We are offered superheroes, special forces,
grumpy rebellious middle aged detectives,
not real people with real problems
caused by an extraordinary
gap between the wealthy merchants and the rest of us,
(except in the UK for the work of Ken Loach
and a scattering of a few artists elsewhere).
One of the consequences of this is that our reality is left out in the cold,
in the piles of meaningless rubbish in our consumer’s world.
Self-absorbed artists produce for themselves
(the mighty ‘me’ over ‘we’)
disconnected from any reality
which would prove to be meaningful to the broad mass of people,
but of value to decorate the rooms of the wealthy,
while also inflating in value year-by-year.
This is the art of the slave, producing an art of nothingness.
There are those groups and moments in history
when a rebellion demands that the artist must serve the movement
in order to clearly express the day-by-day reality of the largest number of people.
In that service their work becomes propaganda,
and therefore meaningless as art
because it no longer proclaims complex and troubling universal truths
but rather more limited points of view of political activists.

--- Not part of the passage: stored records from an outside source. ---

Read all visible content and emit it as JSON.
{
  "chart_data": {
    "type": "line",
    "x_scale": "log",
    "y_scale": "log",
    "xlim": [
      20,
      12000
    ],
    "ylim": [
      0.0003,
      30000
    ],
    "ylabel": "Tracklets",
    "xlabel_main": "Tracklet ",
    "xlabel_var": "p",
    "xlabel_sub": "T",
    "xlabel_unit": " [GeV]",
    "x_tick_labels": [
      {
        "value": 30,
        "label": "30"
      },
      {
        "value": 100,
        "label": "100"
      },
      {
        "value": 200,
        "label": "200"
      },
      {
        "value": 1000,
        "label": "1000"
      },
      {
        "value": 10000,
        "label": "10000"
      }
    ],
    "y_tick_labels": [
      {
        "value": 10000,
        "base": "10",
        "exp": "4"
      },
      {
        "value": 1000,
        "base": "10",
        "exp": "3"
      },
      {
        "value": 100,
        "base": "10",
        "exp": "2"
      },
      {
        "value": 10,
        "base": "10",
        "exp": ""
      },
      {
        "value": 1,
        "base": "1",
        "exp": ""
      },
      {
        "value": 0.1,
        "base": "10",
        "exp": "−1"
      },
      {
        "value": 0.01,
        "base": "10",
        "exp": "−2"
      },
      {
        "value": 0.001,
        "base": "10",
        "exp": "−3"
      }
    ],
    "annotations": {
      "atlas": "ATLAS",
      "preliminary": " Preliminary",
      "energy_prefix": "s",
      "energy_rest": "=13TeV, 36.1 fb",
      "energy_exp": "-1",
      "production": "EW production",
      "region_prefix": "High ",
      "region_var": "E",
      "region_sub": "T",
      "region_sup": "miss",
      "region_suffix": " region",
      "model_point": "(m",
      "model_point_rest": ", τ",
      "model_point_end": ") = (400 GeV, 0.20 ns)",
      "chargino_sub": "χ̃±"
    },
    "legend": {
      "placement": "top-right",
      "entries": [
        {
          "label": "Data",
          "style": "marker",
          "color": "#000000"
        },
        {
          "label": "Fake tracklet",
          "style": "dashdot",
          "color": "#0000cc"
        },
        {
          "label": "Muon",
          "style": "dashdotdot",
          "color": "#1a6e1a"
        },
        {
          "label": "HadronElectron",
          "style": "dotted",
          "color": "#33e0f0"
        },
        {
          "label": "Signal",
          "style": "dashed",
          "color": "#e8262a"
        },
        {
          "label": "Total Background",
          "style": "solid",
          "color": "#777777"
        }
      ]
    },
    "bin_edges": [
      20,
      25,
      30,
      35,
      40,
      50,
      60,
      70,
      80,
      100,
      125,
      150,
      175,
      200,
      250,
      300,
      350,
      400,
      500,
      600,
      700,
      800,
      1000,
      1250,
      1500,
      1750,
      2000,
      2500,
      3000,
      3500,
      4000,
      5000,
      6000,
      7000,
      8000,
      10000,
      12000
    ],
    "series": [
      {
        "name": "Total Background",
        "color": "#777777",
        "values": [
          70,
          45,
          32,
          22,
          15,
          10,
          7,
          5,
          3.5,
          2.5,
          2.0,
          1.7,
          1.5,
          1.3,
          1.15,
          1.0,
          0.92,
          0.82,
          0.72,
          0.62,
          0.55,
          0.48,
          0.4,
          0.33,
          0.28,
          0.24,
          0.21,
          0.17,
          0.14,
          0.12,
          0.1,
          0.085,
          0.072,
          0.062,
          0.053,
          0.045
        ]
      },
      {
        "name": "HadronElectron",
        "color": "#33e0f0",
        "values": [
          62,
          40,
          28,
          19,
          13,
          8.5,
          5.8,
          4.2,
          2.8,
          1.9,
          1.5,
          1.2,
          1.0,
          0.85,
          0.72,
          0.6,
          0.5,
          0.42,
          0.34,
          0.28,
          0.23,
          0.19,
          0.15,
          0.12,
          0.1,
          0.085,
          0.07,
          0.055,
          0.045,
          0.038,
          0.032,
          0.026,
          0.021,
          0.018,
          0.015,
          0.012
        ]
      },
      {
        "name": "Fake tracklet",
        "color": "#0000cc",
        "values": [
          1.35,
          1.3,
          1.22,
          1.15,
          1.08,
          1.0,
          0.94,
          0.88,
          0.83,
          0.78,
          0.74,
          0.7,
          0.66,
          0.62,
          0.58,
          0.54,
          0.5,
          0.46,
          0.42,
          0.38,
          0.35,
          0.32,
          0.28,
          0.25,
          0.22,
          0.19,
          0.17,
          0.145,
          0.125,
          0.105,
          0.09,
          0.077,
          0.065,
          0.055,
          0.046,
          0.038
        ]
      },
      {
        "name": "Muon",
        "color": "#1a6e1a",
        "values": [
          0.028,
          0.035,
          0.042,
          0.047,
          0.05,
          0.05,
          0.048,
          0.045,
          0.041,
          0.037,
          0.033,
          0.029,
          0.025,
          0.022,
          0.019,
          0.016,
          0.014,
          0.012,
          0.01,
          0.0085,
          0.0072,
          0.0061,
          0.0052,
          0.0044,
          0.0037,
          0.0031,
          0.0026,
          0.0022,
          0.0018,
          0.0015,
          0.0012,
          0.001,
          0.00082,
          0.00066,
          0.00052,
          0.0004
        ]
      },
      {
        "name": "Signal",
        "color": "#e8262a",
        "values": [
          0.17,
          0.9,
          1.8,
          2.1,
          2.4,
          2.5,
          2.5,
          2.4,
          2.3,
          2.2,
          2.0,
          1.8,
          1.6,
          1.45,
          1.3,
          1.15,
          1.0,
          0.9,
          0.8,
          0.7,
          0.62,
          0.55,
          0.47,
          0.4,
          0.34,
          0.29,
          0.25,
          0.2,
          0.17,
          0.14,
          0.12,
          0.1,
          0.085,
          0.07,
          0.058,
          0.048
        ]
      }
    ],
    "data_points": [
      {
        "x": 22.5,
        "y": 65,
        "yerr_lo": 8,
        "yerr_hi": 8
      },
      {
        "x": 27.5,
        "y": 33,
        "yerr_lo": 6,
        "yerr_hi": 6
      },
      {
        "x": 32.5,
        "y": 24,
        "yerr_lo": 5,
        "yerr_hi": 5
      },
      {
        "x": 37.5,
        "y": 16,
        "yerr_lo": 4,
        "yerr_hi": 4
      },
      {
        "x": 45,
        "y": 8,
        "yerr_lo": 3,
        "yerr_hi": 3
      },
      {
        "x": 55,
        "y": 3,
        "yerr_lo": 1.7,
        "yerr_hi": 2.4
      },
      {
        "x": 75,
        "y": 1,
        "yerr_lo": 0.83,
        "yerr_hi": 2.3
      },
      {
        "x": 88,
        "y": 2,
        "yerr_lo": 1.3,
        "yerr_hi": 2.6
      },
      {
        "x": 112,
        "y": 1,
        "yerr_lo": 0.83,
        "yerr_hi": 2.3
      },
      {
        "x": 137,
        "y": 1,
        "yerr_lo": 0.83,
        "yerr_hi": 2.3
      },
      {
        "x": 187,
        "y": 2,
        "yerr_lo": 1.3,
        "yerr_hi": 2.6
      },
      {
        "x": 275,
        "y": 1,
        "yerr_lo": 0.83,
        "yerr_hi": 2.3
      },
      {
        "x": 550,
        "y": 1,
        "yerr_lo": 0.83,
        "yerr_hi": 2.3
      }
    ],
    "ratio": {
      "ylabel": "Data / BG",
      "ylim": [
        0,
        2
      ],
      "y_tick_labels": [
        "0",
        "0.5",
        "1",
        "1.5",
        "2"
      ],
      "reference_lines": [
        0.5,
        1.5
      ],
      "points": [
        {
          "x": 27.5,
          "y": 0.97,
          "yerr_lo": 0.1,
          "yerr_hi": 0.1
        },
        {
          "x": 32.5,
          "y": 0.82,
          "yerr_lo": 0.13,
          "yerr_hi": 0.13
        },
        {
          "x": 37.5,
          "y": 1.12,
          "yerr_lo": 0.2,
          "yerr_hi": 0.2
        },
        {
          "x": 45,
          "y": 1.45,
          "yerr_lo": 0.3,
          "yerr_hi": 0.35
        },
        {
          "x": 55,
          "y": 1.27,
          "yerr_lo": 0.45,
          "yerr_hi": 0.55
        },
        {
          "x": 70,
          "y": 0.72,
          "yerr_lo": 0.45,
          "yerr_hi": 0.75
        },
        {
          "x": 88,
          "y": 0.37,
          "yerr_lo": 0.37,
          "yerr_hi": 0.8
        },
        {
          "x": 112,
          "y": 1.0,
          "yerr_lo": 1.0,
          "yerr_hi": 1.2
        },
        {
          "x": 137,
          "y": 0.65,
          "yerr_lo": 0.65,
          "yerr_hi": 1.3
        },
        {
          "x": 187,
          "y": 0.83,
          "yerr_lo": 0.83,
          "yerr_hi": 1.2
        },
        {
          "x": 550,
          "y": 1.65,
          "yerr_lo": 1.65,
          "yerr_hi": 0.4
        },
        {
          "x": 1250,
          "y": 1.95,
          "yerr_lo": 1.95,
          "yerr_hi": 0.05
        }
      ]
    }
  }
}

Art creates multidimensional dialogue whereas propaganda offers a command,
and is single dimensional.
The artist needs to exist and work between the demands of activists
and the markets of the wealthy.
In this paradigm
artists need to hold onto and believe in their own dreams
and visions of a better world
while also connecting to the reality of other people’s struggles.
If in their frustration as they turn away from the merchant’s commands
and the lives of the many,
they isolate themselves
when what they must do is to connect to that reality.
Camus wrote
“art lies in the perpetual battle between beauty and pain.”
This is also to say that art, not decoration, not entertainment
only emerges in the artist’s struggle to perpetuate justice and equality,
and to stand against the brutal violence and hatreds of neo-fascists.